Only when they had left the Palace could she breathe freely. She was astonished at the cleverness with which she had been able to play her part.

Every minute had been fraught with terror that something would betray the presence of a third party in the room; and even more terrifying had been the constant thought: Cesare, my dearest, my beloved, I am betraying you.


* * *

Giacomino extricated himself from the draperies and made all haste to his master’s apartments. He was breathless and begged Giovanni Sforza to see him privately.

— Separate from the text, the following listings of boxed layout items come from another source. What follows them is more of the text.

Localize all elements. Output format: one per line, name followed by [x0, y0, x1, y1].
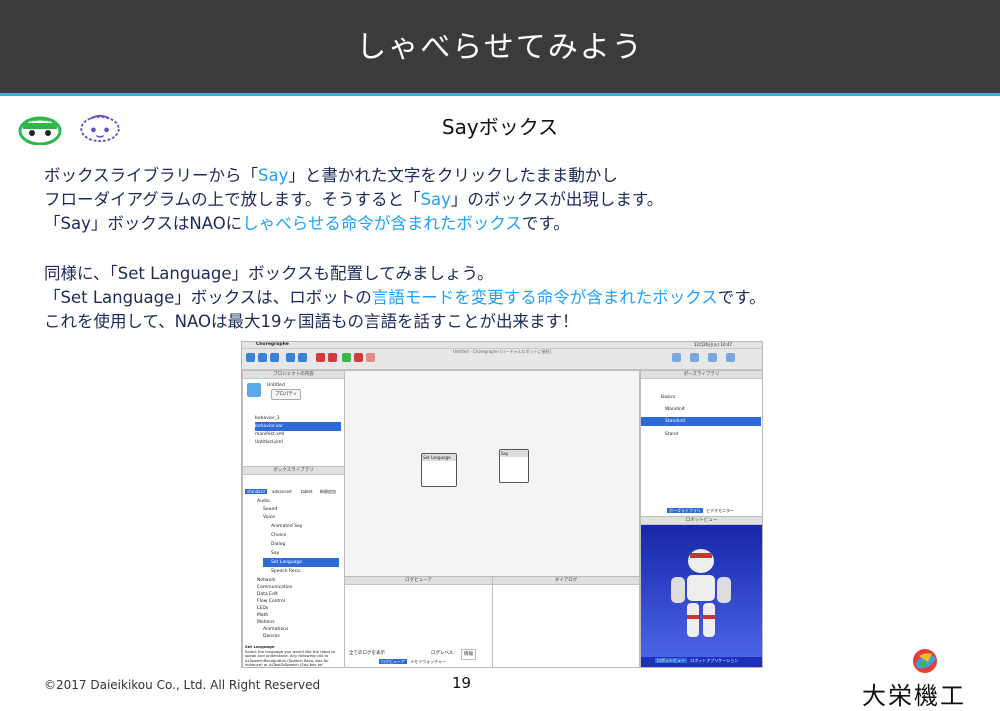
paragraph1-line3: 「Say」ボックスはNAOにしゃべらせる命令が含まれたボックスです。 [44, 214, 570, 233]
tab-memory-watcher[interactable]: メモリウォッチャー [408, 659, 448, 664]
flow-diagram-panel[interactable]: Set Language Say [344, 370, 640, 577]
tab-pose-library[interactable]: ポーズライブラリ [667, 508, 703, 513]
lib-choice[interactable]: Choice [271, 531, 286, 540]
pose-standinit[interactable]: Standinit [641, 417, 761, 426]
lib-say[interactable]: Say [271, 549, 279, 558]
paragraph2-line3: これを使用して、NAOは最大19ヶ国語もの言語を話すことが出来ます！ [44, 312, 579, 331]
robot-view-title: ロボットビュー [641, 517, 762, 525]
paragraph1-line2: フローダイアグラムの上で放します。そうすると「Say」のボックスが出現します。 [44, 190, 664, 209]
project-panel-title: プロジェクトの内容 [243, 371, 344, 379]
nao-robot-3d-icon [641, 525, 762, 657]
pose-library-panel: ポーズライブラリ Basics Wandinit Standinit Stand… [640, 370, 762, 517]
slide-title: しゃべらせてみよう [356, 30, 644, 65]
lib-speech-reco[interactable]: Speech Reco. [271, 567, 301, 576]
tab-log-viewer[interactable]: ログビューア [379, 659, 407, 664]
say-highlight: Say [258, 166, 289, 185]
log-level-label: ログレベル: [431, 651, 456, 656]
dialog-panel: ダイアログ [492, 576, 640, 667]
copyright-text: ©2017 Daieikikou Co., Ltd. All Right Res… [44, 678, 321, 692]
language-command-highlight: 言語モードを変更する命令が含まれたボックス [371, 288, 718, 307]
pose-folder-basics[interactable]: Basics [661, 393, 675, 402]
robot-view-panel[interactable]: ロボットビュー ロボットビュー ロボットアプリケーション [640, 516, 762, 667]
section-subtitle: Sayボックス [441, 115, 559, 139]
tab-video-monitor[interactable]: ビデオモニター [704, 508, 736, 513]
wake-up-button[interactable] [690, 353, 699, 362]
log-viewer-panel: ログビューア 全てのログを表示 ログレベル: 情報 ログビューア メモリウォッチ… [344, 576, 493, 667]
paragraph2-line2: 「Set Language」ボックスは、ロボットの言語モードを変更する命令が含ま… [44, 288, 766, 307]
pose-library-title: ポーズライブラリ [641, 371, 762, 379]
pose-stand[interactable]: Stand [665, 430, 678, 439]
tab-tablet[interactable]: tablet [297, 489, 317, 494]
open-button[interactable] [258, 353, 267, 362]
set-language-box[interactable]: Set Language [421, 453, 457, 487]
lib-dialog[interactable]: Dialog [271, 540, 285, 549]
main-toolbar: Untitled - Choregraphe [バーチャルロボットに接続] [242, 349, 762, 370]
box-description: Set Language Select the language you woul… [245, 644, 336, 667]
debug-button[interactable] [366, 353, 375, 362]
file-pml[interactable]: Untitled.pml [255, 438, 283, 447]
volume-icon[interactable] [672, 353, 681, 362]
choregraphe-screenshot: Choregraphe 12月26日(火) 10:47 Untitled - C… [241, 341, 763, 668]
lib-voice[interactable]: Voice [263, 513, 275, 522]
dialog-title: ダイアログ [493, 577, 639, 585]
title-bar: しゃべらせてみよう [0, 0, 1000, 96]
redo-button[interactable] [298, 353, 307, 362]
company-name: 大栄機工 [862, 682, 966, 710]
paragraph2-line1: 同様に、「Set Language」ボックスも配置してみましょう。 [44, 264, 494, 283]
library-tabs: standard advanced tablet 新規追加 [245, 489, 338, 495]
tab-standard[interactable]: standard [245, 489, 267, 494]
app-menu-name: Choregraphe [256, 342, 289, 347]
say-box[interactable]: Say [499, 449, 529, 483]
page-number: 19 [452, 674, 472, 692]
project-content-panel: プロジェクトの内容 Untitled プロパティ behavior_1 beha… [242, 370, 345, 467]
lib-dances[interactable]: Dances [263, 632, 280, 641]
pose-wandinit[interactable]: Wandinit [665, 405, 685, 414]
autonomous-button[interactable] [708, 353, 717, 362]
log-viewer-title: ログビューア [345, 577, 492, 585]
save-button[interactable] [270, 353, 279, 362]
paragraph1-line1: ボックスライブラリーから「Say」と書かれた文字をクリックしたまま動かし [44, 166, 618, 185]
stop-button[interactable] [354, 353, 363, 362]
lib-animated-say[interactable]: Animated Say [271, 522, 302, 531]
log-level-select[interactable]: 情報 [461, 649, 476, 660]
property-button[interactable]: プロパティ [271, 389, 302, 400]
tab-advanced[interactable]: advanced [268, 489, 296, 494]
menubar-clock: 12月26日(火) 10:47 [693, 342, 732, 347]
lib-set-language[interactable]: Set Language [263, 558, 339, 567]
box-library-panel: ボックスライブラリ standard advanced tablet 新規追加 … [242, 466, 345, 667]
show-all-logs-checkbox[interactable]: 全てのログを表示 [349, 649, 385, 658]
connect-button[interactable] [316, 353, 325, 362]
project-icon [247, 383, 261, 397]
speak-command-highlight: しゃべらせる命令が含まれたボックス [242, 214, 522, 233]
tab-robot-view[interactable]: ロボットビュー [655, 658, 687, 663]
new-project-button[interactable] [246, 353, 255, 362]
mac-menubar: Choregraphe 12月26日(火) 10:47 [242, 342, 762, 349]
tab-new[interactable]: 新規追加 [318, 489, 338, 494]
undo-button[interactable] [286, 353, 295, 362]
say-highlight: Say [420, 190, 451, 209]
tab-robot-applications[interactable]: ロボットアプリケーション [688, 658, 740, 663]
animation-mode-button[interactable] [726, 353, 735, 362]
disconnect-button[interactable] [328, 353, 337, 362]
box-library-title: ボックスライブラリ [243, 467, 344, 475]
play-button[interactable] [342, 353, 351, 362]
company-logo-icon [913, 649, 937, 673]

“My lord,” he stammered as soon as they were alone, “Madonna Lucrezia sent for me, I know not why, unless it was to give me some message to bring to you, but while I was in her apartments Cesare Borgia arrived and Madonna Lucrezia, fearing his anger, forced me to hide behind a screen. There I heard that he and the Pope are planning to murder you.”

Sforza’s eyes dilated with terror.

“I suspected it,” he said.

“My lord, there is not a moment to spare. We must leave Rome with all speed.”

“You are right. Go prepare the strongest horses we have. We will set out at once for Pesaro. Only there can I be safe from my murderous relations.”

So Giacomino obeyed, and in less than an hour after the chamberlain had heard Cesare and Lucrezia talking together, he and Sforza were riding at full gallop out of Rome.


SAN SISTO

The Pope and Cesare were annoyed by Sforza’s flight. Already the news was being whispered throughout Rome that he had fled because he feared the dagger or the poison cup which the Borgias were preparing for him.

“Let him not think to escape,” raged Cesare.

Alexander was serene.

“Calm yourself, my dear son,” he said. “The only matter which concerns us is his separation from your sister. He is suspicious of our feelings toward him. It would be dangerous now to go the way we planned. There is only one course left open to us. I do not like it. As a Churchman I find it distasteful. The other would have been so much more convenient. I fear, Cesare, that we are left with divorce.”

“Well then, let us set about procuring it as soon as possible. I have promised Lucrezia her freedom and I intend her to have it.”

“Then let us study this matter of divorce. There are two alternatives, as I see it. First we could declare that the marriage was invalid because Lucrezia had never been released from a former entanglement with Gasparo di Procida.”

“I fear, Father, that that would be difficult to prove. Lucrezia was released from that betrothal, and there would be many to point to the proof of this. We should have Ludovico and Ascanio coming to their kinsman’s aid if we put forward such a reason.”

“You are right there, my son. That leaves us the other alternative. We will ask for a divorce on the grounds that the marriage has never been consummated.”